La cooperativa Sad traccia un primissimo bilancio a poche settimane dall'apertura della residenza "O'Santissima": "La struttura è moderna e accogliente, inoltre è molto apprezzato il parco esterno. L'ospite ha la sensazione di trovarsi in un albergo. I nostri operatori garantiscono poi la presenza ventiquattro ore su ventiquattro per rispondere a qualsiasi esigenza"

TRENTO. "Gli ospiti si sono ambientati bene e c'è un clima di grande serenità". Queste le parole di Daniela Bottura. La presidente di Sad traccia un primissimo bilancio dell'apertura della residenza "O' Santissima". "Siamo soddisfatti di questi 15 giorni e gli spazi comuni sono un valore aggiunto della nostra proposta".
Il progetto della Cooperativa Sad ha l'obiettivo di promuovere un nuovo progetto di co-housing dedicato alle persone anziane, basato sulla condivisione degli spazi comuni, con attività ludiche, nel contesto di una residenzialità protetta e attiva, basata su di un modello innovativo.
"La struttura - aggiunge Bottura - è dedicata alle persone anziane autosufficienti che soffrono di solitudine ma anche a persone che hanno alle spalle una precaria rete familiare o anziani che che godono di buona salute che faticano a gestire le attività quotidiane legate all'ambiente domestico. E' un ambiente protettivo che cerca di prevenire situazione di fragilità ma in modo innovativo e con elevati standard di qualità nell'assistenza".
Oggi "O' Santissima" a Villazzano accoglie 15 ospiti fissi, altre due persone sono in fase di ambientamento. Un tasso di occupazione piuttosto alto rispetto alla proposta di 24 stanze. "La forza della nostra proposta, unica in Italia, è nelle poche regole e nella grande libertà garantita agli ospiti e ai familiari - dice Diego Agostini, amministratore delegato di Sad - che però vengono costantemente seguiti con cura e con passione".
La cooperativa Sad è riuscita in questa operazione a lavorare lungo due direttrici: il recupero e la riqualificazione di un edificio storico ma anche la capacità di sviluppare un servizio altamente specializzato. L'idea è di promuovere un modello di invecchiamento attivo e che si basa sul benessere psico - fisico della persona.
"La struttura è moderna e accogliente, inoltre è molto apprezzato il parco esterno. L'ospite ha la sensazione di trovarsi in un albergo", evidenzia Agostini. "I nostri operatori garantiscono poi la presenza ventiquattro ore su ventiquattro per rispondere a qualsiasi esigenza. Non ci sono solo anziani residenziali ma anche persone che si avvicinano a questa proposta durante il giorno e partecipano alle varie attività. C'è uno spirito di comunità molto forte".

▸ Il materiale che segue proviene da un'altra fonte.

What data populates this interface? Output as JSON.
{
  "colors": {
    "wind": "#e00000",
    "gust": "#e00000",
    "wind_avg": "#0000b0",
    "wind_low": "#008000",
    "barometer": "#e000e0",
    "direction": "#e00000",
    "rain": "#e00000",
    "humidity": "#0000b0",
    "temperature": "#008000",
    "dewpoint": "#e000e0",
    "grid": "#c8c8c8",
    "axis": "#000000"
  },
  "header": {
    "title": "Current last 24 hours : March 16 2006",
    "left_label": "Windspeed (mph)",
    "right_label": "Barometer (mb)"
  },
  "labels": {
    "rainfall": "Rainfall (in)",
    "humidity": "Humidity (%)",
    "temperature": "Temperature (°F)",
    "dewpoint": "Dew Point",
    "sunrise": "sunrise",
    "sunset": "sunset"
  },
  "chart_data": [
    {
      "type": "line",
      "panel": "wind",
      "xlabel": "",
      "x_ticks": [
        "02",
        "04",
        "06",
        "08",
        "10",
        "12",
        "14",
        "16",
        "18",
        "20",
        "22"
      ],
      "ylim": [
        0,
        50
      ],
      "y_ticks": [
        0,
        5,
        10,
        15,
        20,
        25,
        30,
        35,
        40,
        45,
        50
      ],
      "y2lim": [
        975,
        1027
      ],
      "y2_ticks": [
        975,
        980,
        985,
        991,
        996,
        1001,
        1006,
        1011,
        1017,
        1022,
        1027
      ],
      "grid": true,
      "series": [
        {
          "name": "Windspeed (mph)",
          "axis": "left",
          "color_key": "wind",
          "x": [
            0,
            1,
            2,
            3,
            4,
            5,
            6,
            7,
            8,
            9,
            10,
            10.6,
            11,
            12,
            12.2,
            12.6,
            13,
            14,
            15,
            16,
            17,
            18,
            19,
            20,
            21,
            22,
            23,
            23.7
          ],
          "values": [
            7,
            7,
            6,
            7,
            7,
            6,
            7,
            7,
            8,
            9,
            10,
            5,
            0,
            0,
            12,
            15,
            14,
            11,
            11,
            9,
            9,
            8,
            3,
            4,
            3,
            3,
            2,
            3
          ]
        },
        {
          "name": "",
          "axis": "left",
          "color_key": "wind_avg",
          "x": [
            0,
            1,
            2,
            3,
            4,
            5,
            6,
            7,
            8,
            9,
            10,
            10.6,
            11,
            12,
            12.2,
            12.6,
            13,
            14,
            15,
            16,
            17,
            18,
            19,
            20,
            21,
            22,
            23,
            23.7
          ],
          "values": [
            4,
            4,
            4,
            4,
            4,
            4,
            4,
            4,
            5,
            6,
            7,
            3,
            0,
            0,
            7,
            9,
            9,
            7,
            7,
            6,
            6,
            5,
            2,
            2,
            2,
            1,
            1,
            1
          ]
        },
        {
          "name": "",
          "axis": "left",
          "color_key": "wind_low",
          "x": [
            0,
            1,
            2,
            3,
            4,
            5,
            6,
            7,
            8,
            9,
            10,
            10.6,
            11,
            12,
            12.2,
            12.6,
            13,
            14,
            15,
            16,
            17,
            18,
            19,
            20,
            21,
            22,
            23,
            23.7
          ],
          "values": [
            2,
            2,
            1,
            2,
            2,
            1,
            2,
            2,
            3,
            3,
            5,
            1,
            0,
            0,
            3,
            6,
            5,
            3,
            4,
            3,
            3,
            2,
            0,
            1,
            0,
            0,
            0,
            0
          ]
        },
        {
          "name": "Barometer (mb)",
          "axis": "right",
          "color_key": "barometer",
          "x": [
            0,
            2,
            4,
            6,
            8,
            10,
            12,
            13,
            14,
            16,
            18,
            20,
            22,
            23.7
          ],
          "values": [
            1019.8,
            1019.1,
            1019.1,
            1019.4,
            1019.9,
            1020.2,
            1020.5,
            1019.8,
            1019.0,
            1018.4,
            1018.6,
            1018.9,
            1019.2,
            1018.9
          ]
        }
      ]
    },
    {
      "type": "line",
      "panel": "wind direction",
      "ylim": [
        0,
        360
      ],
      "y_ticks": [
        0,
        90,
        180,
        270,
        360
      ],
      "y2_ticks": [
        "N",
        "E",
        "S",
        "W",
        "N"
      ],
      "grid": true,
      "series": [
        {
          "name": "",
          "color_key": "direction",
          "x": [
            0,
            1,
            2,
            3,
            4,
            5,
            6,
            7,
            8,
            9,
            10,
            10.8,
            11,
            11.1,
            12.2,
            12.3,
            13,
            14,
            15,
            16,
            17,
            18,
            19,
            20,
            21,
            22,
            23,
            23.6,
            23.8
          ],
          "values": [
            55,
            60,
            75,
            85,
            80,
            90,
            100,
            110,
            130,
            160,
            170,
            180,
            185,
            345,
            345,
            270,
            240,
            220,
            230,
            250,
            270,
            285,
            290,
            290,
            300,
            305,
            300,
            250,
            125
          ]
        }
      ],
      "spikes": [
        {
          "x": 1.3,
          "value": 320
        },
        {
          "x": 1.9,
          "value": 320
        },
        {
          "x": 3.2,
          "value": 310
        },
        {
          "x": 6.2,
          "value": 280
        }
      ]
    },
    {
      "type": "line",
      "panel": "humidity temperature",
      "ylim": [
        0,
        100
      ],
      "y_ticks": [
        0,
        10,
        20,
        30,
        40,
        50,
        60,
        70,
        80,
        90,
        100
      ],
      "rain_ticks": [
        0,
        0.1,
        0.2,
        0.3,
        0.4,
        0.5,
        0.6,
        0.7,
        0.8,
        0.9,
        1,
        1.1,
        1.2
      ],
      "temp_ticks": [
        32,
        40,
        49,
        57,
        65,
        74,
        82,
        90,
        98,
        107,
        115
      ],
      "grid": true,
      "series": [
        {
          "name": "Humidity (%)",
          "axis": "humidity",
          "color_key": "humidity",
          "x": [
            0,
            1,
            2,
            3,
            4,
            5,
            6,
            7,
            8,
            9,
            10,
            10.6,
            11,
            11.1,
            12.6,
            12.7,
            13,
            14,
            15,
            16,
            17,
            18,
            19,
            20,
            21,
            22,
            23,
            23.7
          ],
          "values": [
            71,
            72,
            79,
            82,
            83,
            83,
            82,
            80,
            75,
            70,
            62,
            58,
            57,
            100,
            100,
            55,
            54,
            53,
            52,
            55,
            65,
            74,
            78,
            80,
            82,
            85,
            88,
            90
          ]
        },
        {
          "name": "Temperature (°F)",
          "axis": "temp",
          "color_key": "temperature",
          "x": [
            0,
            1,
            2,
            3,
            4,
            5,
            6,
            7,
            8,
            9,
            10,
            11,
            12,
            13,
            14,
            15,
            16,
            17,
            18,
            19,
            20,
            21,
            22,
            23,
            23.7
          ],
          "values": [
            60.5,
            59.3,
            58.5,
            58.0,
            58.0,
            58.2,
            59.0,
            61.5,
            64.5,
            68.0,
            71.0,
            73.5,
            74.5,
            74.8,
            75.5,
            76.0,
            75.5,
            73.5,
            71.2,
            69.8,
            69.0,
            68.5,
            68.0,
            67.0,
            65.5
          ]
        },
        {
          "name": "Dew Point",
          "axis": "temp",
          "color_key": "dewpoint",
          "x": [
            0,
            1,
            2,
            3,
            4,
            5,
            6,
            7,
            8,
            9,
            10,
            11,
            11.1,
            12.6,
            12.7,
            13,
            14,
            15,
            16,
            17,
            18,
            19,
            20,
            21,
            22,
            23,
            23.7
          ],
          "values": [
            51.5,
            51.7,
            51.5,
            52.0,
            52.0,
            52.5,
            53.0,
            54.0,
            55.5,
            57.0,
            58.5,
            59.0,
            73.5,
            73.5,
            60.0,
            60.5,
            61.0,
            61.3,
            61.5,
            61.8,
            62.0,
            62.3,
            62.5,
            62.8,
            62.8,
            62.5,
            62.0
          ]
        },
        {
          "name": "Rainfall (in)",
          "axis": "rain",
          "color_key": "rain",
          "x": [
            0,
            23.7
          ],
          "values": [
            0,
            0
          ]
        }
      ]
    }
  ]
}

Ora la cooperativa Sad, fondata nel 1990 dalla passione di un piccolo gruppo di volontari, è diventata anno dopo anno un punto di riferimento nel mondo dell'assistenza in Trentino. Una realtà aperta alle sfide quotidiane. "I familiari vengono a visitare la struttura ma deve essere l'eventuale ospite da dover decidere perché la consapevolezza e la volontà sono fondamentali per il successo di questa iniziativa", concludono Bottura e Agostini.